ST. PETERS, Mo. (KMOV.com)-- A mysterious sudden death of a mother and her adult son are raising concerns of a possibly dangerous virus.
Zach Smith, 19, and his mother Rhonda Smith, 48, both of St. Peters, died within four days of each other after being in seemingly perfect health.
The St. Charles County Health Department has been meeting with infectious disease doctors since Rhonda Smith's death early Thursday morning at Barnes St. Peters Hospital.
Physicians at the hospital were at a complete loss to explain why Smith and her son's health declined so rapidly and what caused their deaths.
"They checked him in, they thought he had pneumonia, and in a very short period of time, we're talking an hour or two, they came back and told us his health was declining dramatically," said Scott Dyer, a relative of the mother and son.
Zach Smith went to St. Joseph's health Center Friday after feeling flu-like symptoms. Over the next two days, Smith developed infections, his organs shut down, he went into cardiac arrest and died Sunday.

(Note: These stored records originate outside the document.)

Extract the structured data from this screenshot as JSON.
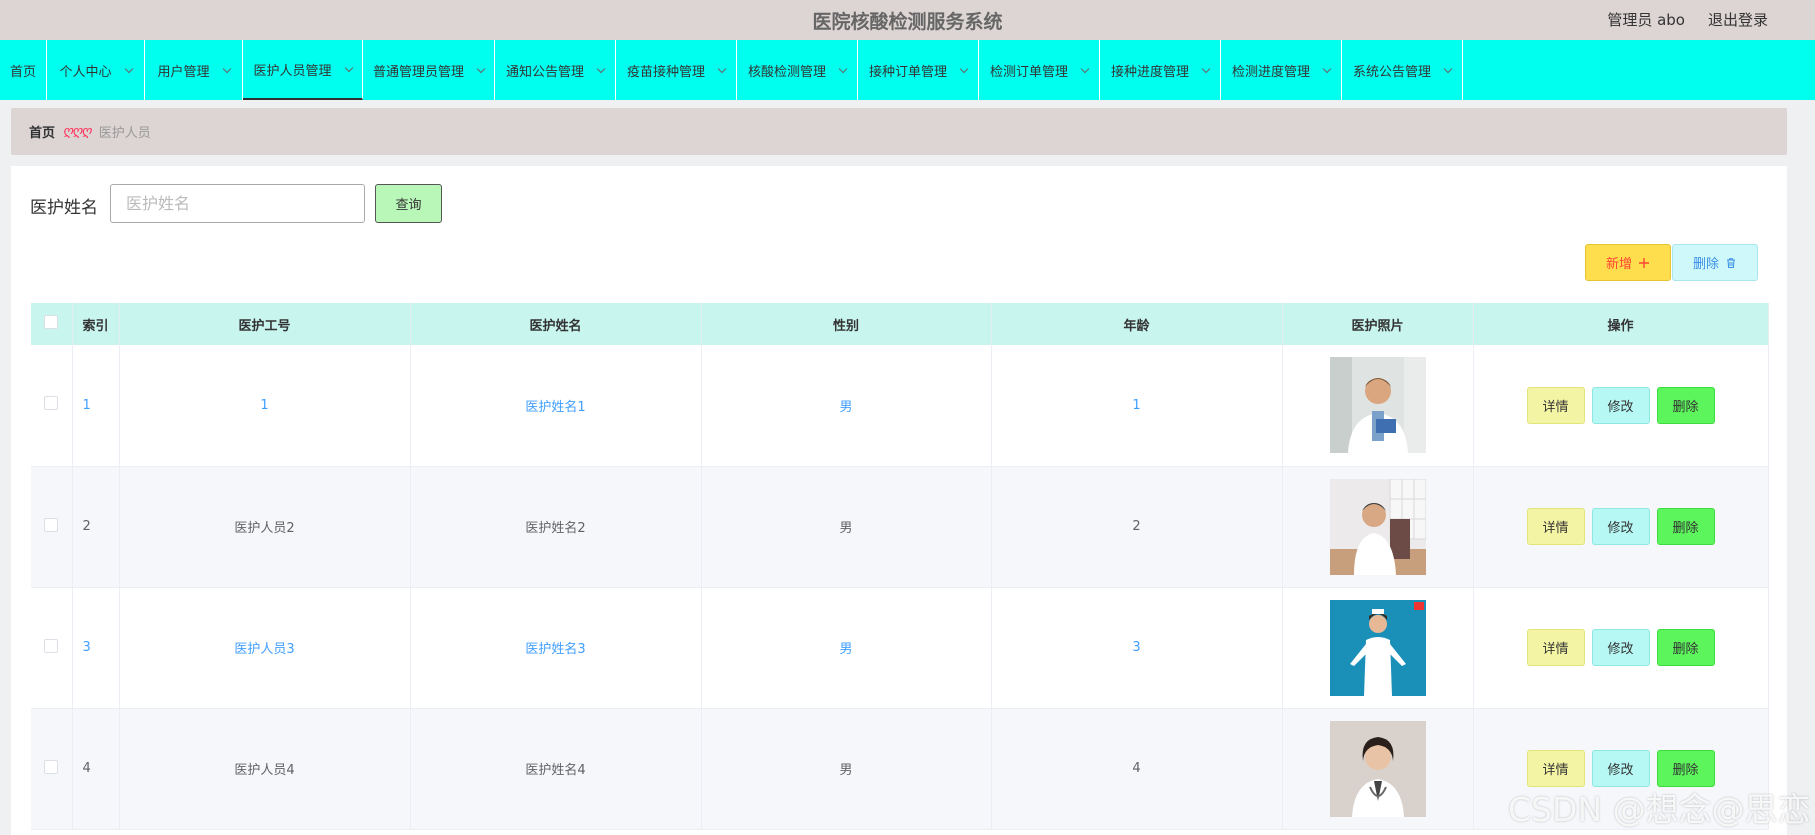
{
  "header": {
    "title": "医院核酸检测服务系统",
    "user": "管理员 abo",
    "logout": "退出登录"
  },
  "nav": {
    "items": [
      {
        "label": "首页"
      },
      {
        "label": "个人中心"
      },
      {
        "label": "用户管理"
      },
      {
        "label": "医护人员管理"
      },
      {
        "label": "普通管理员管理"
      },
      {
        "label": "通知公告管理"
      },
      {
        "label": "疫苗接种管理"
      },
      {
        "label": "核酸检测管理"
      },
      {
        "label": "接种订单管理"
      },
      {
        "label": "检测订单管理"
      },
      {
        "label": "接种进度管理"
      },
      {
        "label": "检测进度管理"
      },
      {
        "label": "系统公告管理"
      }
    ]
  },
  "breadcrumb": {
    "home": "首页",
    "separator": "ღღღ",
    "current": "医护人员"
  },
  "search": {
    "label": "医护姓名",
    "placeholder": "医护姓名",
    "button": "查询"
  },
  "actions": {
    "add": "新增",
    "add_icon": "plus-icon",
    "delete": "删除",
    "delete_icon": "trash-icon"
  },
  "table": {
    "headers": {
      "index": "索引",
      "staff_id": "医护工号",
      "name": "医护姓名",
      "gender": "性别",
      "age": "年龄",
      "photo": "医护照片",
      "ops": "操作"
    },
    "ops": {
      "detail": "详情",
      "edit": "修改",
      "delete": "删除"
    },
    "rows": [
      {
        "index": "1",
        "staff_id": "1",
        "name": "医护姓名1",
        "gender": "男",
        "age": "1"
      },
      {
        "index": "2",
        "staff_id": "医护人员2",
        "name": "医护姓名2",
        "gender": "男",
        "age": "2"
      },
      {
        "index": "3",
        "staff_id": "医护人员3",
        "name": "医护姓名3",
        "gender": "男",
        "age": "3"
      },
      {
        "index": "4",
        "staff_id": "医护人员4",
        "name": "医护姓名4",
        "gender": "男",
        "age": "4"
      }
    ]
  },
  "watermark": "CSDN @想念@思恋",
  "colors": {
    "nav_bg": "#00ffee",
    "header_bg": "#ddd4d4",
    "link": "#409eff",
    "table_header_bg": "#c8f5ee"
  }
}
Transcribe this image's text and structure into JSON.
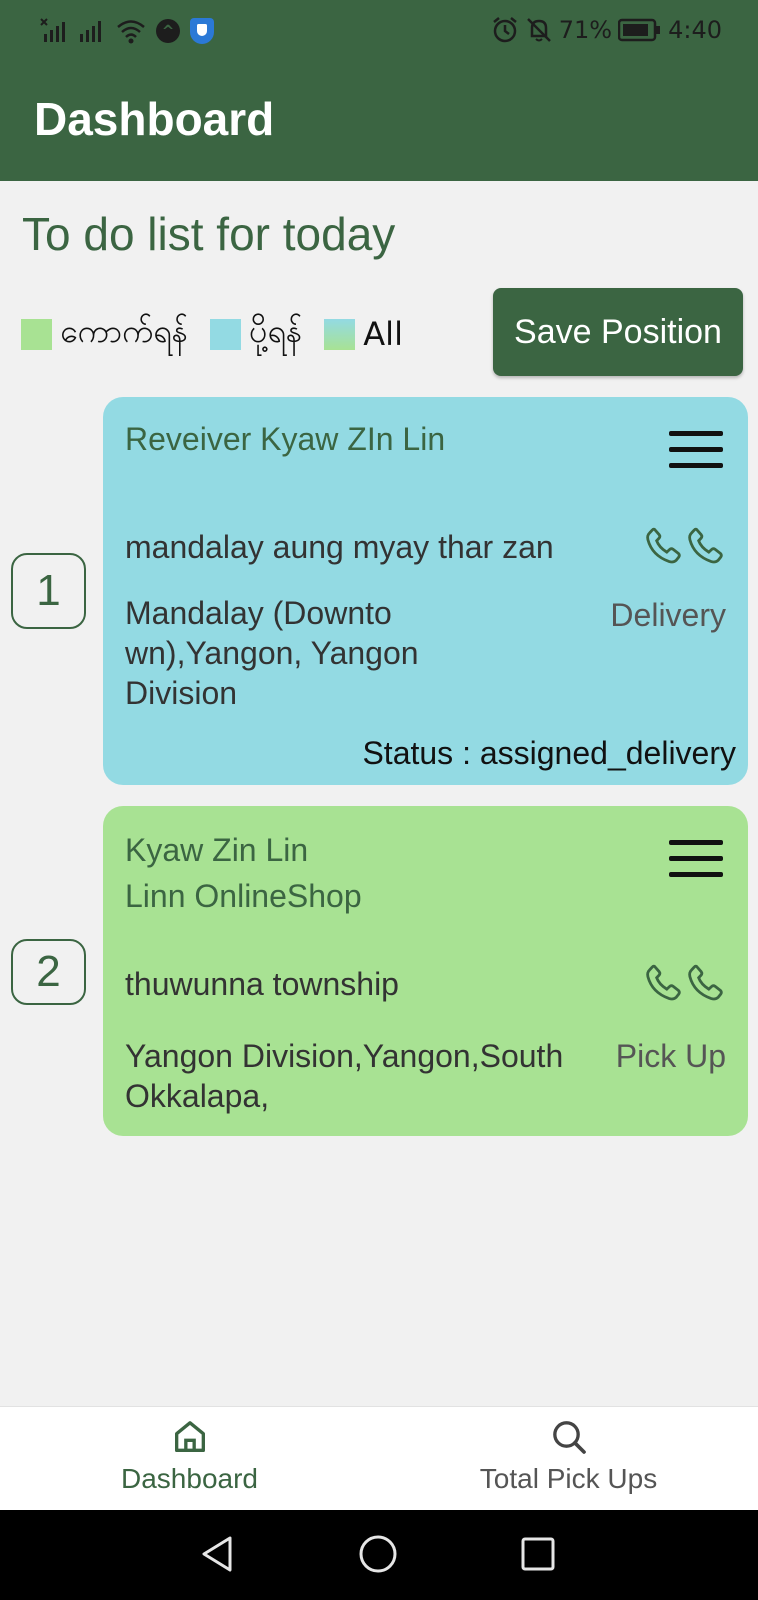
{
  "status_bar": {
    "battery_percent": "71%",
    "time": "4:40",
    "icons": [
      "no-sim-signal-icon",
      "signal-icon",
      "wifi-icon",
      "nav-app-icon",
      "shield-app-icon",
      "alarm-icon",
      "notifications-off-icon",
      "battery-icon"
    ]
  },
  "app_bar": {
    "title": "Dashboard"
  },
  "heading": "To do list for today",
  "legend": {
    "items": [
      {
        "label": "ကောက်ရန်",
        "color": "#a8e293"
      },
      {
        "label": "ပို့ရန်",
        "color": "#93dae3"
      },
      {
        "label": "All",
        "color": "#a8e293"
      }
    ]
  },
  "save_button": {
    "label": "Save Position"
  },
  "tasks": [
    {
      "index": "1",
      "receiver": "Reveiver Kyaw ZIn Lin",
      "shop": "",
      "area": "mandalay aung myay thar zan",
      "address_line1": "Mandalay (Downto",
      "address_line2": "wn),Yangon, Yangon",
      "address_line3": "Division",
      "type": "Delivery",
      "status": "Status : assigned_delivery",
      "color": "#93dae3"
    },
    {
      "index": "2",
      "receiver": "Kyaw Zin Lin",
      "shop": "Linn OnlineShop",
      "area": "thuwunna township",
      "address_line1": "Yangon Division,Yangon,South",
      "address_line2": "Okkalapa,",
      "type": "Pick Up",
      "color": "#a8e293"
    }
  ],
  "bottom_nav": {
    "items": [
      {
        "label": "Dashboard",
        "icon": "home-icon",
        "active": true
      },
      {
        "label": "Total Pick Ups",
        "icon": "search-icon",
        "active": false
      }
    ]
  },
  "system_nav": {
    "icons": [
      "back-icon",
      "home-circle-icon",
      "recents-icon"
    ]
  },
  "colors": {
    "primary": "#3b6542",
    "pickup": "#a8e293",
    "delivery": "#93dae3",
    "background": "#f1f1f1"
  }
}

Four days later Zach's mother, Rhonda, was checked into Barnes St. Peters Hospital after she went to have a side ache checked. Smith's blood sugar was so high that she was at risk of a coma, although she wasn't diabetic.
Dyer says doctors told Rhonda's family that her health was deteriorating rapidly and that they were losing her and didn't know what was going on.
Like Zach, Rhonda had severe respiratory problems. Her heart stopped eight times and was revived before she died twelve hours after being admitted. Doctors told the Smith's family members to get tested for the flu and chest X-rays in case they had something that could have been passed to them.
"When the doctors walk in and tell you there's nothing they can do, they have no idea what it is, that absolutely concerns me for the whole community, said Dyer.
The health department is hoping to get answers from an autopsy being performed Thursday on Rhonda Smith's body and from lab tests that will be conducted. Authorities said there is not a danger of a wider outbreak.